Photograph © Stephen Marc.
So, after all that, the place I have selected to share is in my old backyard: Chicago’s Promontory Point, locally known as “The Point.” It is a community hang-out located in the neighborhood where I attended high school and is easily within walking distance from where I lived for most of my adult life before I moved to Arizona. This was a park that, in my time, was a place where everybody could go, which was, and is, not something to be taken for granted.
Promontory Point is not just my place, but it a City of Chicago Park District jewel in Burnham Park on the shore of Lake Michigan. It is in the Southside neighborhood of Hyde Park, which I always think of as the University of Chicago’s village, with a view of the downtown Chicago skyline to the north and to the south the high-rise apartment buildings of South Shore and the steel mills of southeast Chicago and Gary, Indiana.
“The Point” is only a few blocks away from the Museum of Science and Industry and the Midway, two significant landmarks remaining from the 1893 World’s Fair. From my high school years, I remember the removal of the fenced-in military installation that housed radar towers, making “The Point” much more beautiful and inviting.

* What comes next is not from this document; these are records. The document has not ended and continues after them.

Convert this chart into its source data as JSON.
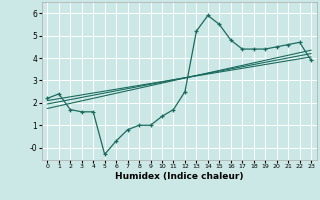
{
  "title": "",
  "xlabel": "Humidex (Indice chaleur)",
  "ylabel": "",
  "background_color": "#cce8e6",
  "grid_color": "#ffffff",
  "line_color": "#1a6b5e",
  "xlim": [
    -0.5,
    23.5
  ],
  "ylim": [
    -0.55,
    6.5
  ],
  "yticks": [
    0,
    1,
    2,
    3,
    4,
    5,
    6
  ],
  "ytick_labels": [
    "-0",
    "1",
    "2",
    "3",
    "4",
    "5",
    "6"
  ],
  "xticks": [
    0,
    1,
    2,
    3,
    4,
    5,
    6,
    7,
    8,
    9,
    10,
    11,
    12,
    13,
    14,
    15,
    16,
    17,
    18,
    19,
    20,
    21,
    22,
    23
  ],
  "series1_x": [
    0,
    1,
    2,
    3,
    4,
    5,
    6,
    7,
    8,
    9,
    10,
    11,
    12,
    13,
    14,
    15,
    16,
    17,
    18,
    19,
    20,
    21,
    22,
    23
  ],
  "series1_y": [
    2.2,
    2.4,
    1.7,
    1.6,
    1.6,
    -0.3,
    0.3,
    0.8,
    1.0,
    1.0,
    1.4,
    1.7,
    2.5,
    5.2,
    5.9,
    5.5,
    4.8,
    4.4,
    4.4,
    4.4,
    4.5,
    4.6,
    4.7,
    3.9
  ],
  "series2_x": [
    0,
    23
  ],
  "series2_y": [
    2.1,
    4.05
  ],
  "series3_x": [
    0,
    23
  ],
  "series3_y": [
    1.95,
    4.2
  ],
  "series4_x": [
    0,
    23
  ],
  "series4_y": [
    1.75,
    4.35
  ]
}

Entering “The Point” through a Lake Shore Drive underpass almost has the ambiance of a giant seashell: often accompanied by the beat of music, the echoed voices of other visitors, and the muted background sounds of the streets. The emergence into the park is like stepping into a different world where you can feel the change of the seasons, leaving behind the business of the day and the hustle of the streets. Just don’t forget to look both ways before crossing the bike path and avoid tripping over the dogs heading to rehydrate at the canine-friendly fountain after a heavy day of play and the ambitious attempts to mark every tree.
Even though I no longer live in Chicago, at least I know “The Point” is still there. When I go back to the city, it is still a special place that I stop to visit; where on a beautiful summer day I confirm that I must be living right, after finding an almost impossible place to park the car. Sometimes I find old friends; if not, I make new ones or just appreciate the moment by myself.